Catherine Deneuve, gran musa del cine francés, venía de rodar para Buñuel y Truffaut, nada menos. La actriz repite por tercera vez en un musical de Jacques Demy, cineasta con el que había llegado a lograr una conexión artística que se refleja en su trabajo en la pantalla. Aquí, más allá de su breve intervención como reina agonizante, brilla en la piel de la cándida princesa, rol que demuestra su ductilidad como intérprete y la aleja del esterotipo de belleza gélida bajo el que muchos la quisieron encasillar.

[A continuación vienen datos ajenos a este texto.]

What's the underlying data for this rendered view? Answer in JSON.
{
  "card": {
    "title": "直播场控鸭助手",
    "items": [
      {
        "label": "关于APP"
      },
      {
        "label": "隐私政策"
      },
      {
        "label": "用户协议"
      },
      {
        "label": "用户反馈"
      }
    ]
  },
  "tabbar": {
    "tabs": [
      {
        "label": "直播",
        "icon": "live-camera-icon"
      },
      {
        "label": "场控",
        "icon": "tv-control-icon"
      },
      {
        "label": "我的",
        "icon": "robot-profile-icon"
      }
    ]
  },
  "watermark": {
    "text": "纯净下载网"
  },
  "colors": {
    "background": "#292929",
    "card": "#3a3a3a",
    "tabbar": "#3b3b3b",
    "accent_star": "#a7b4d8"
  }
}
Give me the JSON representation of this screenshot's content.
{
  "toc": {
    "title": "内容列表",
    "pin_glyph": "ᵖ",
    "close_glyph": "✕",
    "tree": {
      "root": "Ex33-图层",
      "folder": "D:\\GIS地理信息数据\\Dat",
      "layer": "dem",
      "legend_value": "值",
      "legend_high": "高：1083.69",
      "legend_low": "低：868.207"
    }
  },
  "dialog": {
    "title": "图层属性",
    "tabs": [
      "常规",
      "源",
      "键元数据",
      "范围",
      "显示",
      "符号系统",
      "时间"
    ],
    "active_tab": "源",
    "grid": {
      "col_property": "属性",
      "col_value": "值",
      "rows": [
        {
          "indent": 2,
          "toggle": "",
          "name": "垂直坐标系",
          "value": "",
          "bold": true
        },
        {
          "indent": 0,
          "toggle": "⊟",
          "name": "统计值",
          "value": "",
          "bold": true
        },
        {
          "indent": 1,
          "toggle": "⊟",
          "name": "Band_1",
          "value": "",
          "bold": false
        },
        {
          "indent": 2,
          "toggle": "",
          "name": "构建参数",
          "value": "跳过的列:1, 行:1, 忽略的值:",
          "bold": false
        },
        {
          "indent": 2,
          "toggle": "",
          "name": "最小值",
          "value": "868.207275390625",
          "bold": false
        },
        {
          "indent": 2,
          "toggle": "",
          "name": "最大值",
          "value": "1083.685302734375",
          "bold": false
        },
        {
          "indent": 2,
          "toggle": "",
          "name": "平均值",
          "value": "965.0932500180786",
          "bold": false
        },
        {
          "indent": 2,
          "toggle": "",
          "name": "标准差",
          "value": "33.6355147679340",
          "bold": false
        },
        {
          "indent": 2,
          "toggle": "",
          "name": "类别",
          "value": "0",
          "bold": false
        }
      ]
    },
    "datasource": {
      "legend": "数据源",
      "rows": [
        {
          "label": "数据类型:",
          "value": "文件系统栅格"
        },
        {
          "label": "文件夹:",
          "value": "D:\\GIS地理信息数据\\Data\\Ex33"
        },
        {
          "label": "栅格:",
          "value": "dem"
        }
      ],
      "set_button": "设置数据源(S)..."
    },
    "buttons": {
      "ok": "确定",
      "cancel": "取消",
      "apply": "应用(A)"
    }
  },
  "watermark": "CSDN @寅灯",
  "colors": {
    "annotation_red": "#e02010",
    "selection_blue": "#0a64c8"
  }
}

Jean Marais, leyenda del cine francés y nombre asociado para siempre a Jean Cocteau, abordó aquí uno de sus últimos papeles para la gran pantalla, y lo hizo con la presencia y la determinación con las que siempre se enfrentaba a sus personajes, en este caso el de un monarca en cuyo comportamiento incestuoso hay mucho más de fidelidad y de estética que de lascivia, lo que también es mérito del actor. Jacques Perrin, que también había trabajado para su tocayo en Las señoritas de Rochefort, ofrece un perfil demasiado blando que le priva de alcanzar el brillo de sus dos compañeros, aunque sin llegar a desentonar. Notable desempeño de Delphine Seyrig como sagaz hada madrina, destacando también Sacha Pitoeff, a la sazón un intrigante primer ministro, y la ya veterana Micheline Presle como abnegada reina roja.
Piel de asno dista de ser una historia al estilo Disney, pero debe visionarse con espíritu infantil. Si así se hace, el público disfrutará de un cuento singular, a ratos delirante, en el que todo fluye y uno puede sumergirse en un universo de fantasía. Ah, y rodo acaba bien, que para eso están los cuentos.